In so doing, a third sector of the economy was opened up. In addition to the public (government) and private sectors, the cooperative sector emerged. Now, let’s add some context here for the cooperative sector. Perhaps the most well-known, historical example of this was the village movement. The formerly enslaved Africans pooled their meagrely wages together and bought plantations from the white colonial masters. These plantations were later developed into villages and communities, which still stand tall today.
“In the first decade or so after 1970, hundreds of cooperative societies were established in Guyana in such sectors as small- and medium-scale farming, agro-processing, consumer marketing, and the transportation sector and a number of national institutions were created to support them,” Permanent Representative of the Co-operative Republic of Guyana to UN, Ambassador Rudolph M. Ten-Pow related, last February.
These national institutions included a Cooperative Bank, the Guyana National Cooperative Bank, which provided capital to cooperative societies. Additionally, he reminded that in 1973, the Kuru Kuru Cooperative College, which was established to strengthen the cooperative movement by providing inter-disciplinary outreach and extension programs that addressed the business aspects of cooperatives, including organization, financing, management, and marketing. Legislation was also enacted to provide a conducive environment for this landscape.
However, he did relate that the role of cooperatives in Guyana was not insusceptible to the negative economic impact of declining sugar prices, and a general decline in the local economy, thus, the cooperative sector contracted and was never brought back to that peak it was at then.
Guyana is the only country in the world where the development model of ‘cooperativism’ is captured in the official name of our country. It was a noble and novel undertaking 50 years ago but was never fully realised.
50 years later, the legacy of what once was and what could have been should still linger at the back of our heads. At a time when Guyana has only just begun lifting oil from beneath its shores and is set to be quite the wealthy country, at least on a per capita basis, it is critical to consider this developmental pathway once envisioned.

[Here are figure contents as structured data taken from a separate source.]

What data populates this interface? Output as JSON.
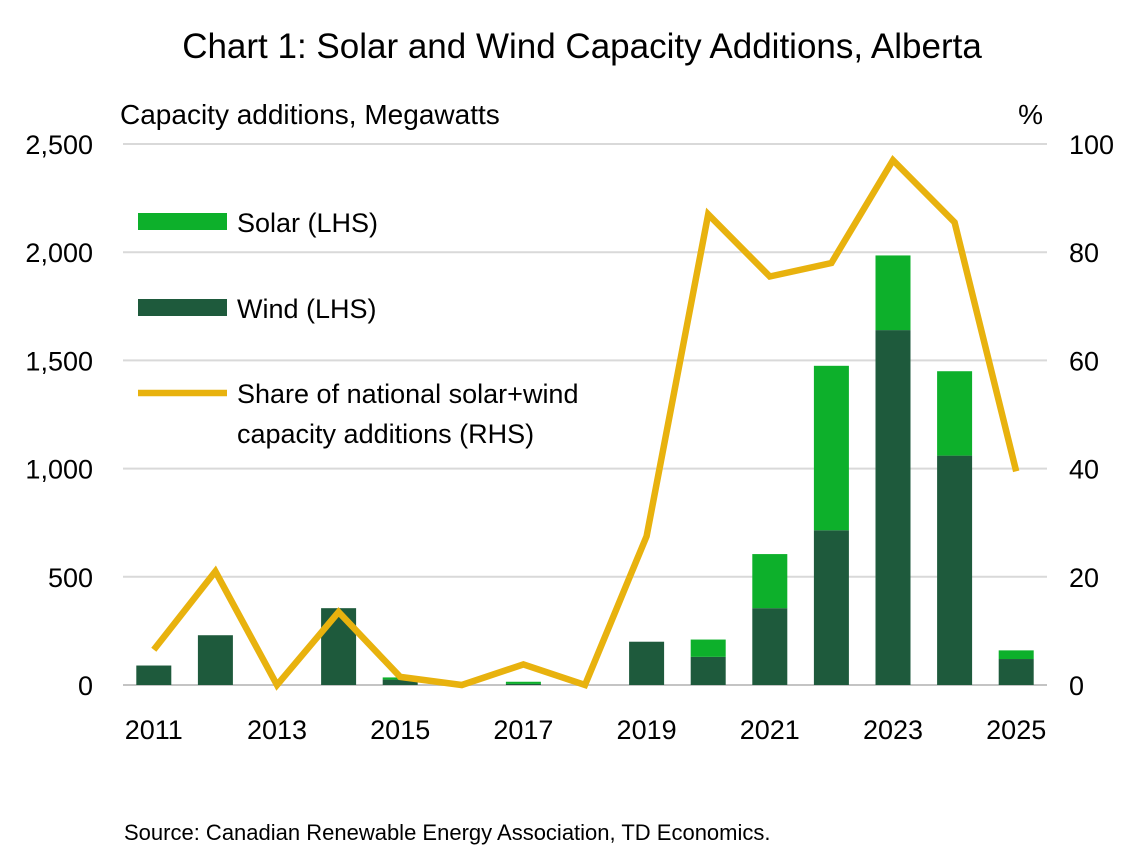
{
  "chart_data": {
    "type": "bar",
    "title": "Chart 1: Solar and Wind Capacity Additions, Alberta",
    "ylabel_left": "Capacity additions, Megawatts",
    "ylabel_right": "%",
    "source": "Source: Canadian Renewable Energy Association, TD Economics.",
    "categories": [
      "2011",
      "2012",
      "2013",
      "2014",
      "2015",
      "2016",
      "2017",
      "2018",
      "2019",
      "2020",
      "2021",
      "2022",
      "2023",
      "2024",
      "2025"
    ],
    "x_tick_labels": [
      "2011",
      "2013",
      "2015",
      "2017",
      "2019",
      "2021",
      "2023",
      "2025"
    ],
    "ylim_left": [
      0,
      2500
    ],
    "y_ticks_left": [
      0,
      500,
      1000,
      1500,
      2000,
      2500
    ],
    "y_tick_labels_left": [
      "0",
      "500",
      "1,000",
      "1,500",
      "2,000",
      "2,500"
    ],
    "ylim_right": [
      0,
      100
    ],
    "y_ticks_right": [
      0,
      20,
      40,
      60,
      80,
      100
    ],
    "y_tick_labels_right": [
      "0",
      "20",
      "40",
      "60",
      "80",
      "100"
    ],
    "grid": true,
    "stacked": true,
    "series": [
      {
        "name": "Wind (LHS)",
        "kind": "bar",
        "axis": "left",
        "color": "#1e5a3c",
        "values": [
          90,
          230,
          0,
          355,
          25,
          0,
          5,
          0,
          200,
          130,
          355,
          715,
          1640,
          1060,
          120
        ]
      },
      {
        "name": "Solar (LHS)",
        "kind": "bar",
        "axis": "left",
        "color": "#0db02b",
        "values": [
          0,
          0,
          0,
          0,
          10,
          0,
          10,
          0,
          0,
          80,
          250,
          760,
          345,
          390,
          40
        ]
      },
      {
        "name": "Share of national solar+wind capacity additions (RHS)",
        "kind": "line",
        "axis": "right",
        "color": "#e8b20e",
        "values": [
          6.5,
          21,
          0,
          13.5,
          1.5,
          0,
          3.8,
          0,
          27.5,
          87,
          75.5,
          78,
          97,
          85.5,
          39.5
        ]
      }
    ],
    "legend_placement": "top-left",
    "legend": [
      {
        "label": "Solar (LHS)",
        "symbol": "bar",
        "color": "#0db02b"
      },
      {
        "label": "Wind (LHS)",
        "symbol": "bar",
        "color": "#1e5a3c"
      },
      {
        "label_lines": [
          "Share of national solar+wind",
          "capacity additions (RHS)"
        ],
        "symbol": "line",
        "color": "#e8b20e"
      }
    ]
  }
}
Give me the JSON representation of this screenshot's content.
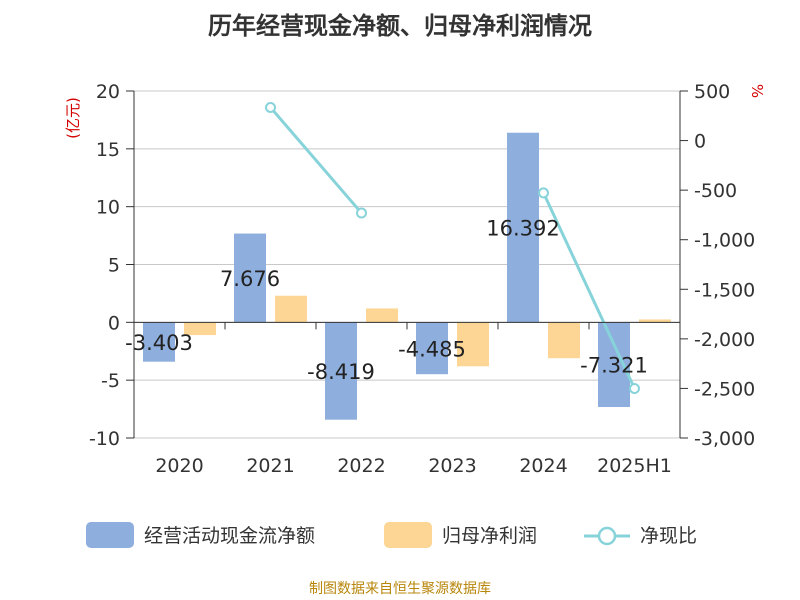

The creation of a Cooperative Republic had its groundings in the prevailing socialist ethos of the day. It advocated for the creation of a more egalitarian society. The merits of a socialist system and the capitalist system can be argued all day, but what is inarguable, in my opinion, is the need for Guyanese to remember this vision of being Cooperative. Internecine strife has stunted this country’s growth, and I am personally fed up with this, man. This Golden Jubilee really, really presents us with the opportunity to ‘Reflect, Celebrate and Transform.’